You are viewing a plain text version of this content. The canonical link for it is here.
Posted to java-user@lucene.apache.org by Benson Margulies <bi...@gmail.com> on 2012/03/06 14:35:38 UTC
Problem with updating a document or TermQuery with current trunk
I've posted a self-contained test case to github of a mystery.
git://github.com/bimargulies/lucene-4-update-case.git
The code can be seen at
https://github.com/bimargulies/lucene-4-update-case/blob/master/src/test/java/org/apache/lucene/BadFieldTokenizedFlagTest.java.

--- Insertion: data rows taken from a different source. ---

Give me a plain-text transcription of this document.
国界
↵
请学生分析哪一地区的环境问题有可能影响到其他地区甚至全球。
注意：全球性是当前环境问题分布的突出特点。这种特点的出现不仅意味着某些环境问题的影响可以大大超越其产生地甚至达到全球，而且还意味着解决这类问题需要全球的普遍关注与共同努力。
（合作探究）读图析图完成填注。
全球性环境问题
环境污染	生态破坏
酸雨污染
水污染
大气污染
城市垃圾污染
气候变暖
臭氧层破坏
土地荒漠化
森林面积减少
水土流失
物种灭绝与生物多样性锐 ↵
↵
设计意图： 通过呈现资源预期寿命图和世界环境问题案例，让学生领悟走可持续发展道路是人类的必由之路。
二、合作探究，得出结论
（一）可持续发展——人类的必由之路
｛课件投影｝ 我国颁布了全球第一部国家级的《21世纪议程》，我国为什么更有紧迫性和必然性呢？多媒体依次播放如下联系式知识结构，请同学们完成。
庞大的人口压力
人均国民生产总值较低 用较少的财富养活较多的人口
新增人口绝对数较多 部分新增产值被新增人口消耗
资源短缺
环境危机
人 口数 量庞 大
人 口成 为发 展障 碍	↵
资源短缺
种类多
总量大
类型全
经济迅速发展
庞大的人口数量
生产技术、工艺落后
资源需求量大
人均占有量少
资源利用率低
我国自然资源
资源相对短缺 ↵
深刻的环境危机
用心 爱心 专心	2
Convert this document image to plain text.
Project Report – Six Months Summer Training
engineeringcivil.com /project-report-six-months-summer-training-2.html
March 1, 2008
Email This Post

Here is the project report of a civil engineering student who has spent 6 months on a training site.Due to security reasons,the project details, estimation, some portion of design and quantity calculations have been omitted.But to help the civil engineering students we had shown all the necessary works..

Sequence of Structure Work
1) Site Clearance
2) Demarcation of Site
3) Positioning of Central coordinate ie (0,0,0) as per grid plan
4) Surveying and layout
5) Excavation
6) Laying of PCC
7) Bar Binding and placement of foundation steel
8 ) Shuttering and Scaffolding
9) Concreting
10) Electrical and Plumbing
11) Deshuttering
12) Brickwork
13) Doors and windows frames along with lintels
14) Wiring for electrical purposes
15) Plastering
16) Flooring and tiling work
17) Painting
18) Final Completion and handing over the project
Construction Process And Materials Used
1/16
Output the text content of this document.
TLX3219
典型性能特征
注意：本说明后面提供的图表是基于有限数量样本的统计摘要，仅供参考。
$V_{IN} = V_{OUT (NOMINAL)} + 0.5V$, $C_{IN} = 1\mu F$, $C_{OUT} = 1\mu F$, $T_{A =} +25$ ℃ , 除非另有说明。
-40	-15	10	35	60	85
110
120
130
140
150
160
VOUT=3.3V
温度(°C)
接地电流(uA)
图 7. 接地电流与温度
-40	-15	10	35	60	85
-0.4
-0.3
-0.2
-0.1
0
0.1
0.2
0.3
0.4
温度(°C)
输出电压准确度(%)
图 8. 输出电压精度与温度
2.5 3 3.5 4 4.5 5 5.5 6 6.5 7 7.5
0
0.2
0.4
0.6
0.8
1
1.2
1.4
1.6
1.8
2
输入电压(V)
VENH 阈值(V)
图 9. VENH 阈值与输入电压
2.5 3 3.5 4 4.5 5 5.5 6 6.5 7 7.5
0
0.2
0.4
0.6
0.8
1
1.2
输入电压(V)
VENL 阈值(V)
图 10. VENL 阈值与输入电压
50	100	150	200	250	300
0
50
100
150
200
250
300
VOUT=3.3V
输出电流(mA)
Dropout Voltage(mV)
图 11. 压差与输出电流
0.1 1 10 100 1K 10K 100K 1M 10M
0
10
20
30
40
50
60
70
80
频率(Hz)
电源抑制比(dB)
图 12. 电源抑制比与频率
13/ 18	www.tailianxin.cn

I write a doc to an index, close the index, then reopen and do a
delete/add on the doc to add a field. If I iterate the docs in the
index, all looks well, but when I try to query for the doc, it isn't
found.
To be a bit more specific, the doc has a field "field1" which is a
StringField.TYPE_STORED, and it is a query on that field which comes
up empty.
I expect to learn that I've missed something obvious, and I offer
thanks and apologies in advance.
---------------------------------------------------------------------
To unsubscribe, e-mail: java-user-unsubscribe@lucene.apache.org
For additional commands, e-mail: java-user-help@lucene.apache.org
Re: Problem with updating a document or TermQuery with current trunk
Posted by Benson Margulies <bi...@gmail.com>.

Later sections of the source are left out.